Cranbrook Native and former ICE defenseman Donny Lloyd and ICE alumni Gerard Dicaire and Clayton Pool have won the championship with the Fort St John Flyers.
FORT ST. JOHN, B.C. – For the first time ever, the Fort St. John Flyers have won the Allan Cup, Canada’s National Senior Championship. The Flyers earned the 102nd national title with a 3-1 win over the Bentley Generals on Saturday afternoon at North Peace Arena.
Todd Alexander, Chris Stevens, Ryan Carter and Rod Stevens scored for the Flyers, who led 1-0 after one period and 2-0 after two. Scott Hood scored the lone goal for Bentley, cutting Fort St.
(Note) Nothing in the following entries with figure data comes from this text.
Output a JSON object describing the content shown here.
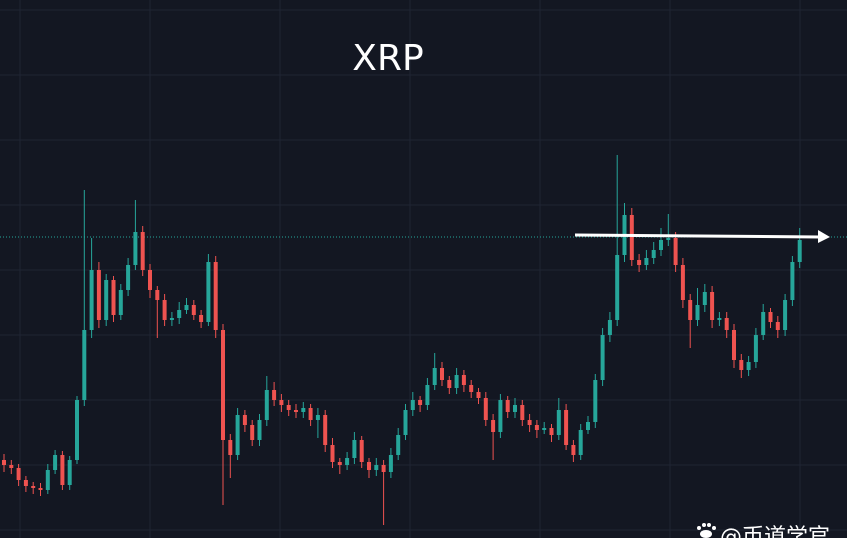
{
  "chart_data": {
    "type": "candlestick",
    "title": "XRP",
    "watermark": "@币道学官",
    "up_color": "#26a69a",
    "down_color": "#ef5350",
    "ylim": [
      0,
      538
    ],
    "price_line": 301,
    "ohlc": [
      [
        78,
        84,
        66,
        73
      ],
      [
        73,
        78,
        64,
        70
      ],
      [
        70,
        74,
        52,
        58
      ],
      [
        58,
        62,
        46,
        52
      ],
      [
        52,
        56,
        44,
        50
      ],
      [
        50,
        55,
        42,
        48
      ],
      [
        48,
        74,
        44,
        68
      ],
      [
        68,
        88,
        64,
        83
      ],
      [
        83,
        87,
        48,
        53
      ],
      [
        53,
        82,
        48,
        78
      ],
      [
        78,
        142,
        74,
        138
      ],
      [
        138,
        348,
        132,
        208
      ],
      [
        208,
        300,
        200,
        268
      ],
      [
        268,
        276,
        210,
        218
      ],
      [
        218,
        264,
        212,
        258
      ],
      [
        258,
        262,
        216,
        223
      ],
      [
        223,
        254,
        218,
        248
      ],
      [
        248,
        280,
        242,
        273
      ],
      [
        273,
        338,
        268,
        306
      ],
      [
        306,
        312,
        262,
        268
      ],
      [
        268,
        274,
        240,
        248
      ],
      [
        248,
        252,
        200,
        238
      ],
      [
        238,
        244,
        212,
        218
      ],
      [
        218,
        226,
        212,
        220
      ],
      [
        220,
        236,
        214,
        228
      ],
      [
        228,
        240,
        224,
        233
      ],
      [
        233,
        238,
        218,
        223
      ],
      [
        223,
        228,
        210,
        216
      ],
      [
        216,
        284,
        212,
        276
      ],
      [
        276,
        282,
        200,
        208
      ],
      [
        208,
        214,
        33,
        98
      ],
      [
        98,
        104,
        60,
        83
      ],
      [
        83,
        130,
        78,
        123
      ],
      [
        123,
        128,
        106,
        113
      ],
      [
        113,
        118,
        92,
        98
      ],
      [
        98,
        124,
        92,
        118
      ],
      [
        118,
        162,
        112,
        148
      ],
      [
        148,
        156,
        132,
        138
      ],
      [
        138,
        144,
        126,
        133
      ],
      [
        133,
        138,
        122,
        128
      ],
      [
        128,
        134,
        120,
        126
      ],
      [
        126,
        136,
        120,
        130
      ],
      [
        130,
        134,
        112,
        118
      ],
      [
        118,
        130,
        100,
        123
      ],
      [
        123,
        128,
        86,
        93
      ],
      [
        93,
        100,
        70,
        76
      ],
      [
        76,
        80,
        64,
        73
      ],
      [
        73,
        86,
        68,
        80
      ],
      [
        80,
        106,
        74,
        98
      ],
      [
        98,
        102,
        70,
        76
      ],
      [
        76,
        80,
        60,
        68
      ],
      [
        68,
        80,
        62,
        73
      ],
      [
        73,
        78,
        13,
        66
      ],
      [
        66,
        90,
        60,
        83
      ],
      [
        83,
        110,
        78,
        103
      ],
      [
        103,
        134,
        98,
        128
      ],
      [
        128,
        146,
        122,
        138
      ],
      [
        138,
        142,
        126,
        133
      ],
      [
        133,
        160,
        128,
        153
      ],
      [
        153,
        185,
        148,
        170
      ],
      [
        170,
        176,
        152,
        158
      ],
      [
        158,
        162,
        144,
        150
      ],
      [
        150,
        170,
        144,
        163
      ],
      [
        163,
        168,
        146,
        153
      ],
      [
        153,
        158,
        140,
        146
      ],
      [
        146,
        150,
        134,
        140
      ],
      [
        140,
        146,
        112,
        118
      ],
      [
        118,
        124,
        78,
        106
      ],
      [
        106,
        144,
        100,
        138
      ],
      [
        138,
        142,
        120,
        126
      ],
      [
        126,
        140,
        120,
        133
      ],
      [
        133,
        138,
        112,
        118
      ],
      [
        118,
        124,
        106,
        113
      ],
      [
        113,
        118,
        100,
        108
      ],
      [
        108,
        116,
        104,
        110
      ],
      [
        110,
        114,
        96,
        103
      ],
      [
        103,
        140,
        98,
        128
      ],
      [
        128,
        134,
        88,
        93
      ],
      [
        93,
        98,
        76,
        83
      ],
      [
        83,
        114,
        78,
        108
      ],
      [
        108,
        122,
        104,
        116
      ],
      [
        116,
        164,
        110,
        158
      ],
      [
        158,
        210,
        152,
        203
      ],
      [
        203,
        226,
        196,
        218
      ],
      [
        218,
        383,
        212,
        283
      ],
      [
        283,
        335,
        276,
        323
      ],
      [
        323,
        330,
        272,
        278
      ],
      [
        278,
        284,
        266,
        273
      ],
      [
        273,
        288,
        268,
        280
      ],
      [
        280,
        296,
        274,
        288
      ],
      [
        288,
        310,
        282,
        298
      ],
      [
        298,
        324,
        292,
        300
      ],
      [
        300,
        306,
        266,
        273
      ],
      [
        273,
        280,
        230,
        238
      ],
      [
        238,
        244,
        190,
        218
      ],
      [
        218,
        250,
        212,
        233
      ],
      [
        233,
        254,
        226,
        246
      ],
      [
        246,
        252,
        210,
        218
      ],
      [
        218,
        226,
        212,
        220
      ],
      [
        220,
        226,
        200,
        208
      ],
      [
        208,
        214,
        170,
        178
      ],
      [
        178,
        184,
        160,
        168
      ],
      [
        168,
        182,
        162,
        176
      ],
      [
        176,
        210,
        170,
        203
      ],
      [
        203,
        234,
        198,
        226
      ],
      [
        226,
        230,
        210,
        216
      ],
      [
        216,
        222,
        200,
        208
      ],
      [
        208,
        244,
        202,
        238
      ],
      [
        238,
        282,
        232,
        276
      ],
      [
        276,
        310,
        270,
        298
      ]
    ]
  }
}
John’s lead to 2-1 midway through the third period before Carter added an insurance marker at 17:04 of the final frame and Stevens rounded out the scoring into an empty net in the dying seconds.
Fort St. John went through the tournament undefeated, beating Bentley 7-1 and the Clarenville Caribous 6-3 during round-robin play, and knocking off the South East Prairie Thunder, last year’s runners-up, 7-3 in Friday’s semifinal.
The Generals, who reached their third-consecutive national championship game and were looking to become the first team since the 1993-95 Warroad Lakers to win back-to-back Allan Cups, finished second behind Fort St. John in round-robin action (7-1 loss to Fort St. John, 7-2 win over Clarenville) before beating the Powell River Regals 5-1 in the quarter-finals and the Dundas Real McCoys 4-2 in their semifinal.
The Flyers became the ninth host team to win the Allan Cup since the tournament went to a round-robin format in 1992, the first since the Brantford Blast in 2008. The national title is the 12th all-time for British Columbia, second only to Ontario’s 48. The last B.C. team to win the Allan Cup was the Powell River Regals in 2006.
The Allan Cup is one of the oldest club-team hockey competitions in North America, having been first competed for in 1908. Only once in the past 103 years, in 1945, has an Allan Cup champion not been crowned.
Kenora, Ont. will host the 2011 Allan Cup in April 2011.